After you click create, the most important mindset shift is:
- the task is no longer a text idea
- it is now a durable workspace with files, graph state, memory, and execution history
A good first order is:
- top bar
- explorer
- one real file
- canvas
- details
- memory
- copilot / studio
The top bar is the global control strip.
Use it to understand:
- which quest you are in
- whether you are on the expected branch
- how to jump back, replay tutorial flow, or navigate globally
Explorer is the file-first view of the quest.
Use it when you want to answer:
- what durable files exist now
- whether the quest has produced anything reusable
- where notes, plans, reports, or artifacts actually live
Do not treat the graph as the only truth. The file tree is one of the most important evidence surfaces.
These two tabs serve different jobs:
ArXivis the literature shelfFilesis the working tree
In normal work you should switch between them repeatedly.
Read a paper in one view.
Open plans, experiment files, and notes in the other.
Once you see a useful file in Explorer, click it.
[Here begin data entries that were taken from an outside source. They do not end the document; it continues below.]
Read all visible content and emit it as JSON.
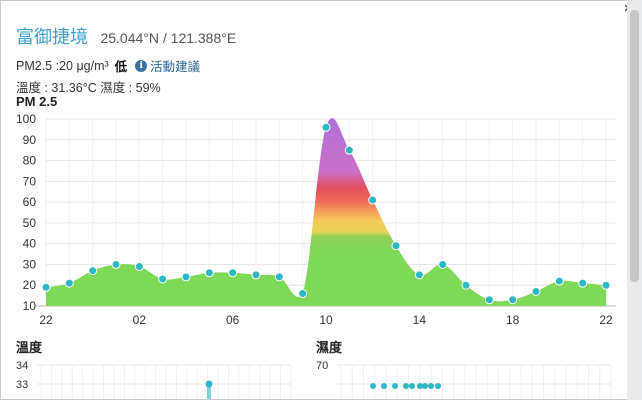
{
  "site": {
    "name": "富御捷境",
    "coords": "25.044°N / 121.388°E"
  },
  "pm_line": {
    "reading": "PM2.5 :20 μg/m³",
    "level": "低",
    "info_icon": "info-circle-icon",
    "advice": "活動建議"
  },
  "temp_humidity": "溫度 : 31.36°C 濕度 : 59%",
  "close_icon": "close-icon",
  "main_chart_title": "PM 2.5",
  "temp_chart_title": "溫度",
  "humidity_chart_title": "濕度",
  "colors": {
    "accent": "#3ca0c8",
    "area_green": "#7ed957",
    "point": "#2fb8c4",
    "link": "#2a6496"
  },
  "chart_data": {
    "type": "area",
    "title": "PM 2.5",
    "xlabel": "",
    "ylabel": "",
    "ylim": [
      10,
      100
    ],
    "yticks": [
      10,
      20,
      30,
      40,
      50,
      60,
      70,
      80,
      90,
      100
    ],
    "x_hours": [
      22,
      23,
      0,
      1,
      2,
      3,
      4,
      5,
      6,
      7,
      8,
      9,
      10,
      11,
      12,
      13,
      14,
      15,
      16,
      17,
      18,
      19,
      20,
      21,
      22
    ],
    "values": [
      19,
      21,
      27,
      30,
      29,
      23,
      24,
      26,
      26,
      25,
      24,
      16,
      96,
      85,
      61,
      39,
      25,
      30,
      20,
      13,
      13,
      17,
      22,
      21,
      20
    ],
    "xtick_labels": [
      {
        "index": 0,
        "label": "22"
      },
      {
        "index": 4,
        "label": "02"
      },
      {
        "index": 8,
        "label": "06"
      },
      {
        "index": 12,
        "label": "10"
      },
      {
        "index": 16,
        "label": "14"
      },
      {
        "index": 20,
        "label": "18"
      },
      {
        "index": 24,
        "label": "22"
      }
    ],
    "grid": true
  },
  "temp_chart": {
    "ytick_top": "34",
    "ytick_next": "33",
    "visible_point": 33.2
  },
  "humidity_chart": {
    "ytick_top": "70",
    "visible_points": [
      69,
      69,
      69,
      69,
      69,
      69,
      69,
      69,
      69
    ]
  }
}
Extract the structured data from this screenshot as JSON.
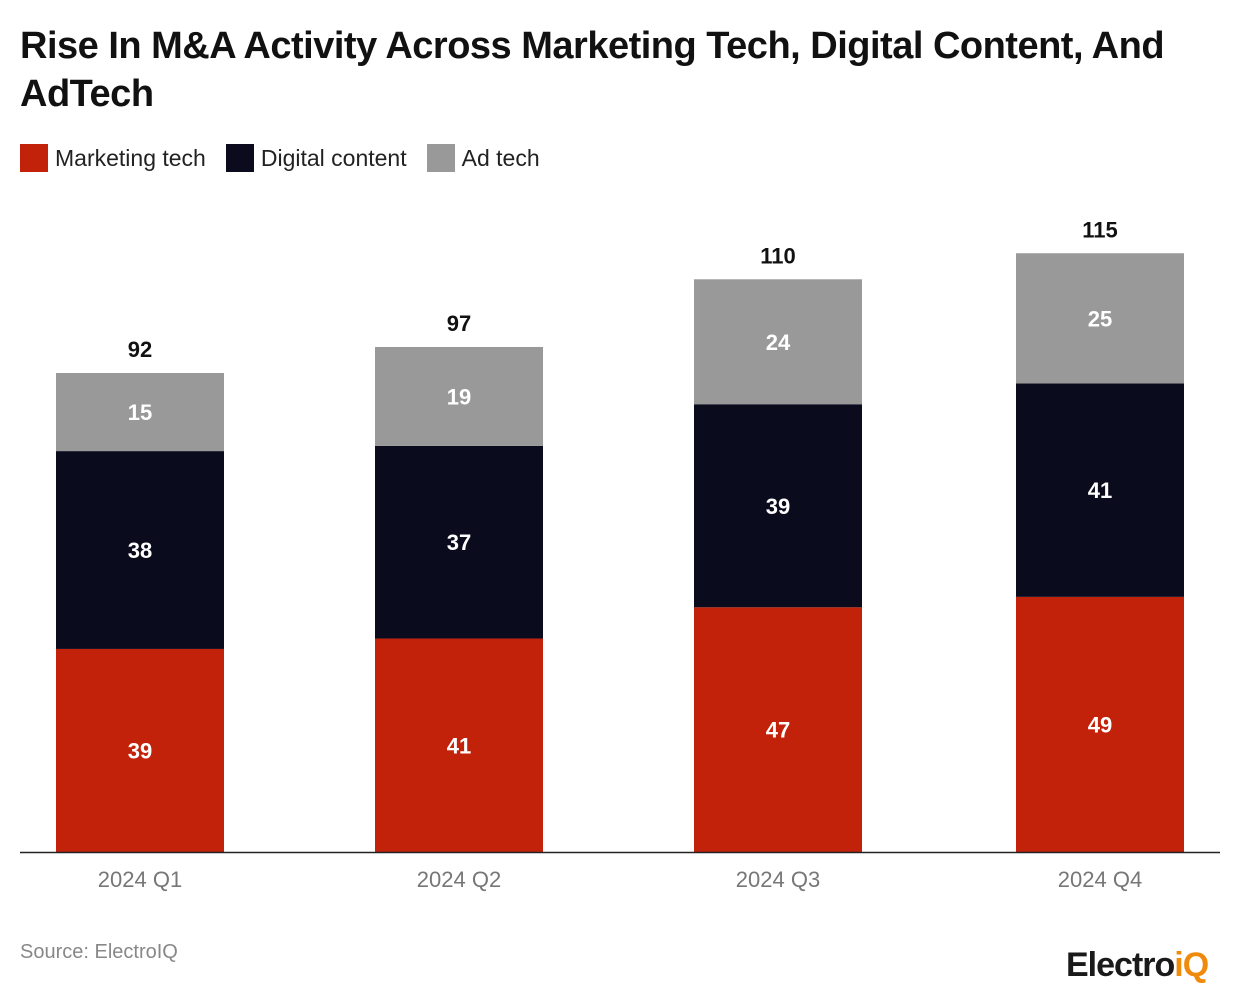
{
  "title": "Rise In M&A Activity Across Marketing Tech, Digital Content, And AdTech",
  "source": "Source: ElectroIQ",
  "logo": {
    "text": "Electro",
    "accent": "iQ"
  },
  "chart_data": {
    "type": "bar",
    "stacked": true,
    "title": "Rise In M&A Activity Across Marketing Tech, Digital Content, And AdTech",
    "xlabel": "",
    "ylabel": "",
    "categories": [
      "2024 Q1",
      "2024 Q2",
      "2024 Q3",
      "2024 Q4"
    ],
    "series": [
      {
        "name": "Marketing tech",
        "color": "#C3220A",
        "values": [
          39,
          41,
          47,
          49
        ]
      },
      {
        "name": "Digital content",
        "color": "#0B0B1E",
        "values": [
          38,
          37,
          39,
          41
        ]
      },
      {
        "name": "Ad tech",
        "color": "#999999",
        "values": [
          15,
          19,
          24,
          25
        ]
      }
    ],
    "totals": [
      92,
      97,
      110,
      115
    ],
    "ylim": [
      0,
      115
    ],
    "grid": false,
    "legend": "top-left"
  }
}
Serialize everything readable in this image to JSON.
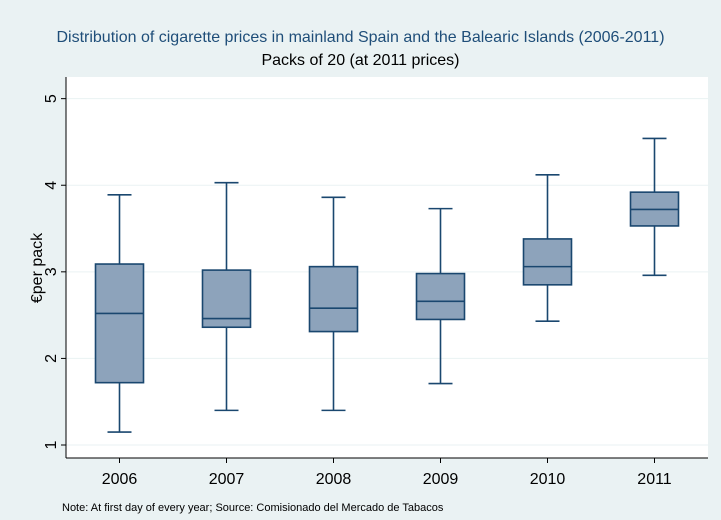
{
  "chart_data": {
    "type": "boxplot",
    "title": "Distribution of cigarette prices in mainland Spain and the Balearic Islands (2006-2011)",
    "subtitle": "Packs of 20 (at 2011 prices)",
    "ylabel": "€per pack",
    "xlabel": "",
    "note": "Note: At first day of every year; Source: Comisionado del Mercado de Tabacos",
    "ylim": [
      0.85,
      5.25
    ],
    "yticks": [
      "1",
      "2",
      "3",
      "4",
      "5"
    ],
    "grid": true,
    "box_fill": "#8da3bb",
    "line_color": "#1a476f",
    "categories": [
      "2006",
      "2007",
      "2008",
      "2009",
      "2010",
      "2011"
    ],
    "boxes": [
      {
        "min": 1.15,
        "q1": 1.72,
        "median": 2.52,
        "q3": 3.09,
        "max": 3.89
      },
      {
        "min": 1.4,
        "q1": 2.36,
        "median": 2.46,
        "q3": 3.02,
        "max": 4.03
      },
      {
        "min": 1.4,
        "q1": 2.31,
        "median": 2.58,
        "q3": 3.06,
        "max": 3.86
      },
      {
        "min": 1.71,
        "q1": 2.45,
        "median": 2.66,
        "q3": 2.98,
        "max": 3.73
      },
      {
        "min": 2.43,
        "q1": 2.85,
        "median": 3.06,
        "q3": 3.38,
        "max": 4.12
      },
      {
        "min": 2.96,
        "q1": 3.53,
        "median": 3.72,
        "q3": 3.92,
        "max": 4.54
      }
    ]
  }
}
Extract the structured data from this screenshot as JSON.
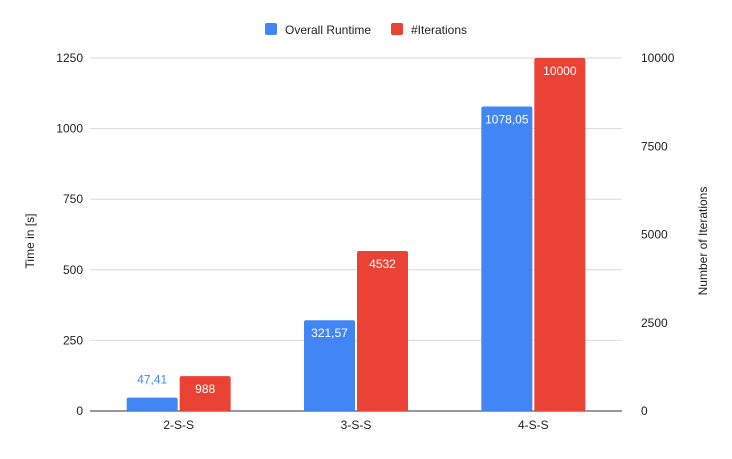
{
  "chart_data": {
    "type": "bar",
    "categories": [
      "2-S-S",
      "3-S-S",
      "4-S-S"
    ],
    "series": [
      {
        "name": "Overall Runtime",
        "axis": "left",
        "color": "#4285f4",
        "values": [
          47.41,
          321.57,
          1078.05
        ],
        "labels": [
          "47,41",
          "321,57",
          "1078,05"
        ]
      },
      {
        "name": "#Iterations",
        "axis": "right",
        "color": "#ea4335",
        "values": [
          988,
          4532,
          10000
        ],
        "labels": [
          "988",
          "4532",
          "10000"
        ]
      }
    ],
    "ylabel": "Time in [s]",
    "y2label": "Number of Iterations",
    "ylim": [
      0,
      1250
    ],
    "y2lim": [
      0,
      10000
    ],
    "yticks": [
      "0",
      "250",
      "500",
      "750",
      "1000",
      "1250"
    ],
    "y2ticks": [
      "0",
      "2500",
      "5000",
      "7500",
      "10000"
    ],
    "legend": "top-center",
    "grid": true
  }
}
This moves you from structure into actual project content.
Common examples:
- Markdown notes
- plans
- experiment summaries
- result reports
- paper drafts
In practice, many users treat Markdown files in the quest as a private local-first notebook for:
- notes
- plans
- handoffs
- findings
- team coordination
Canvas makes the research map visible.
A healthy quest should not feel like one long chat log.
Canvas should help you see:
- baseline work
- candidate ideas
- failed branches
- successful paths
- later analysis and writing
The graph matters because it shows how the quest grew, not just where it ended.
Do not stop at looking.
Click a node to inspect what it actually means.
A useful node should lead you toward:
- branch summary
- linked files
- stage state
- durable evidence
This is how Canvas becomes inspectable instead of decorative.
Use Details when you want the fastest high-confidence answer to:
What is the current state of this quest right now?
This is usually the first page to open when:
- you come back after a break
- the quest has been running for a while
- you want summary before intervention
Memory is how the quest keeps growing instead of restarting from zero.
Use it to understand:
- what reusable lessons were learned
- which weak paths should not be repeated
- what stable facts were extracted from prior work
Without memory, every round risks becoming disposable.
Keep this surface open when you want to stay close to execution.
Use it to:
- watch the run
- intervene
- ask for a summary
- redirect the route
- continue the thread later
This is where the quest feels collaborative instead of static.
Once the quest is running, the most useful rhythm is usually:
- let the first round move
- open the workspace instead of waiting in chat
- inspect one or two key files
- check Canvas for branching structure
- read Details for current state
- only then decide whether to intervene
This avoids two common mistakes:
- interrupting too early
- trusting a summary before checking durable evidence
It is not a casual chat box.
It is a project contract.
If the goal does not define verification, the first round will be weaker.
Use the dedicated baseline and reference fields instead.
This is the cheapest place to catch a misunderstanding.
Click nodes and inspect files. Otherwise you are only seeing shape, not evidence.
The file tree is one of the main truth surfaces of the system.